When I was 12 and trading the catcher on my baseball team bass lessons in exchange for him not letting me get beat up, the guitar was my hedge against the night (thanks again, Layne). The guitar was all I thought about and all I needed to survive. Working at it was better than sleeping or eating. In many ways, I still owe my first guitar everything. Lifting that sacred machine out of its little gold-lined Epiphone case and trying to make those six strings rattle in unison. Trying to get some lyrics out that expressed what was gnawing at my soul. Playing and songwriting have held keys to other worlds that shine as bright as they did when I was flipping over BMX bikes and saving money to buy Dean Markley guitar strings.

The feeling of a new idea coming to life is no different now than it was when I was starting out. To smell the dust on some old Fender tubes as that little click of the POWER and STANDBY move down to up—it’s magic and mystery to this very day. There are new worlds in there. To create something out of nothing and to be in awe that the process of creativity never fails, it’s the biggest gift in the world, and so much more important than any other reward from creating.

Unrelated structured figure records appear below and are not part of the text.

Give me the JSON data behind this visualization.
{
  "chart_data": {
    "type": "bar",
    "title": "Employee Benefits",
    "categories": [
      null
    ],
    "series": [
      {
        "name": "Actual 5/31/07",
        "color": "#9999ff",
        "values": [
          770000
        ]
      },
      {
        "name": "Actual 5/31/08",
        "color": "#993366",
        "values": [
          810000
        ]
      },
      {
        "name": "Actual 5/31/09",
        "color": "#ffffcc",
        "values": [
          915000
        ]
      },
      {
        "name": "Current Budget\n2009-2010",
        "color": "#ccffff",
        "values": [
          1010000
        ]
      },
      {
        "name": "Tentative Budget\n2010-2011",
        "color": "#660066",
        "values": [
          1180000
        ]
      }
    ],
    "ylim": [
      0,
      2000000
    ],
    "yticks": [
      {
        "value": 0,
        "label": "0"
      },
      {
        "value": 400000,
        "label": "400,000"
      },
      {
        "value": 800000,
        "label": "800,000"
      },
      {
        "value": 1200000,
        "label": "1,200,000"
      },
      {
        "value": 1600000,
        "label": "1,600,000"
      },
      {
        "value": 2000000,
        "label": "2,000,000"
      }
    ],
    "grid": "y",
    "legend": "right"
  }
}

I still especially love playing instruments I’m not any good at because I can use my instinct purely—no theory, no idea where a chord might land, no idea how to get out of the trap. It’s the same with throwing the guitar into strange tunings to disorient yourself. It’s pure, and it’s a wonderful maze. I can pound out something with no idea of what is next, and it ain’t right, but it will lead me somewhere I couldn’t go if I knew the instrument inside and out.

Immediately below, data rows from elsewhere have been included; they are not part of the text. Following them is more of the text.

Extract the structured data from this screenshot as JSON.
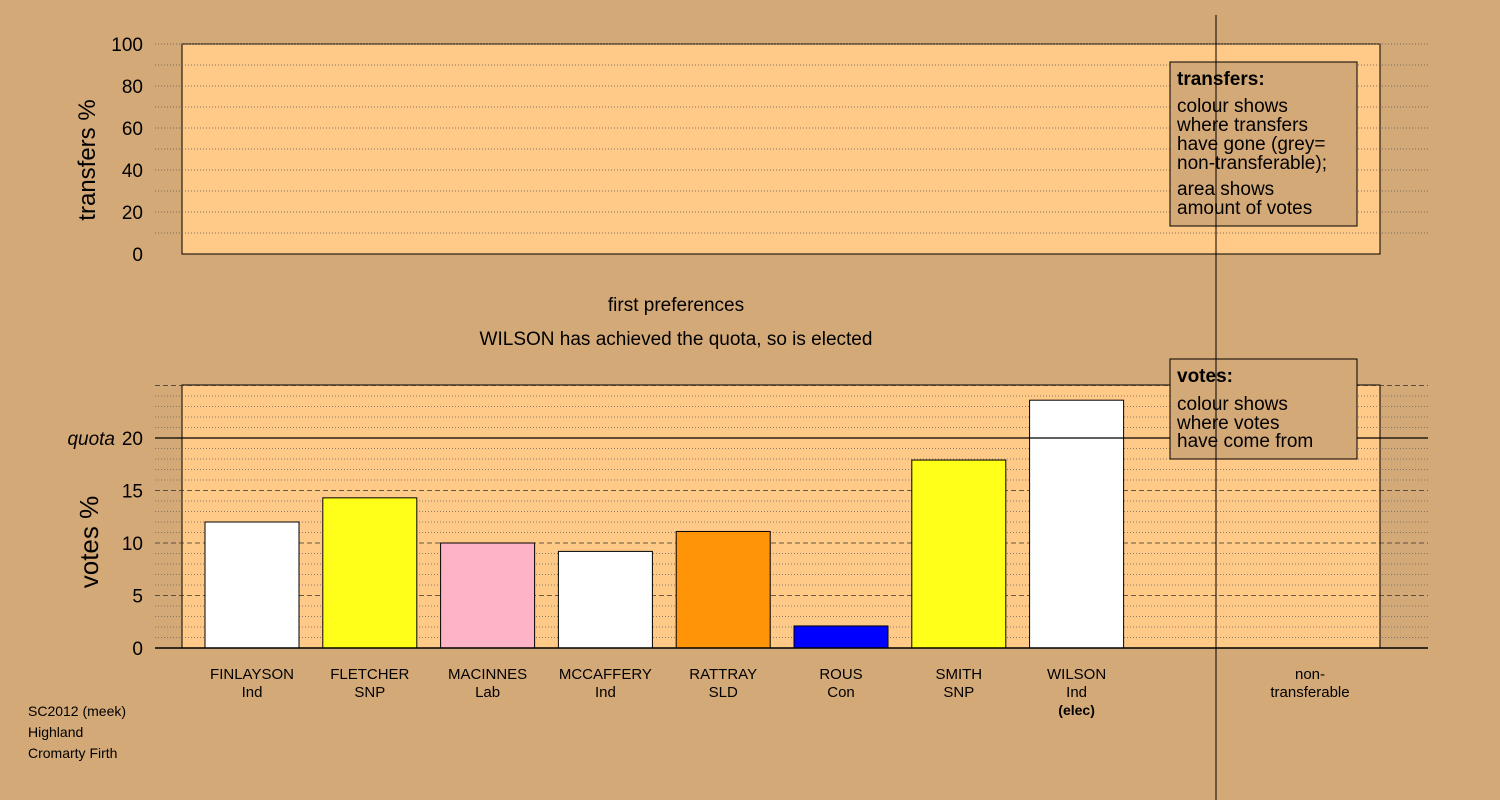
{
  "colors": {
    "background": "#d4a978",
    "plot_bg": "#ffc988",
    "quota_line": "#000000"
  },
  "transfers_panel": {
    "ylabel": "transfers %",
    "yticks": [
      "100",
      "80",
      "60",
      "40",
      "20",
      "0"
    ],
    "legend": {
      "title": "transfers:",
      "lines": [
        "colour shows",
        "where transfers",
        "have gone (grey=",
        "non-transferable);",
        "area shows",
        "amount of votes"
      ]
    }
  },
  "captions": {
    "line1": "first preferences",
    "line2": "WILSON has achieved the quota, so is elected"
  },
  "votes_panel": {
    "legend": {
      "title": "votes:",
      "lines": [
        "colour shows",
        "where votes",
        "have come from"
      ]
    }
  },
  "footer": {
    "line1": "SC2012 (meek)",
    "line2": "Highland",
    "line3": "Cromarty Firth"
  },
  "chart_data": {
    "type": "bar",
    "ylabel": "votes %",
    "ylim": [
      0,
      25
    ],
    "yticks": [
      0,
      5,
      10,
      15,
      20
    ],
    "quota": 20,
    "quota_label": "quota",
    "categories": [
      "FINLAYSON",
      "FLETCHER",
      "MACINNES",
      "MCCAFFERY",
      "RATTRAY",
      "ROUS",
      "SMITH",
      "WILSON"
    ],
    "parties": [
      "Ind",
      "SNP",
      "Lab",
      "Ind",
      "SLD",
      "Con",
      "SNP",
      "Ind"
    ],
    "status": [
      "",
      "",
      "",
      "",
      "",
      "",
      "",
      "(elec)"
    ],
    "values": [
      12.0,
      14.3,
      10.0,
      9.2,
      11.1,
      2.1,
      17.9,
      23.6
    ],
    "bar_colors": [
      "#ffffff",
      "#ffff19",
      "#ffb3c6",
      "#ffffff",
      "#ff9408",
      "#0000ff",
      "#ffff19",
      "#ffffff"
    ],
    "nontransferable_label": [
      "non-",
      "transferable"
    ]
  }
}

Sometimes the simplest thing is the best. Knowledge is wonderful because you get to more than one way to solve a problem, but staying up in the mind and not feeling it from the heart or the soul can really kill the joy and spark—and I have killed a lot of songs that way.

Gotta remind ourselves—in music and life, it’s OK for things to be raw and real. It’s usually better that way. So many of my favorite records and people are a little rough around the edges. But you aren’t being put on. You know where you stand with the music, and you know where you stand with those friends.

I’m gonna do my best to practice what I preach and not only record some stripped-down demos but also try to show all the warts and mistakes when I post “guitar magic Mondays” or sing something new for you at a club or online. I have often talked myself out of sharing so many things because they weren’t perfect, and, of course, it’s those raw and real things people tend to come back to, not everything I have overthought and beaten right into the ground.

Let’s put up some room mics and warm up the tubes and go!

Thanks for joining me. See ya next Weds for the weekly rant. Love y’all.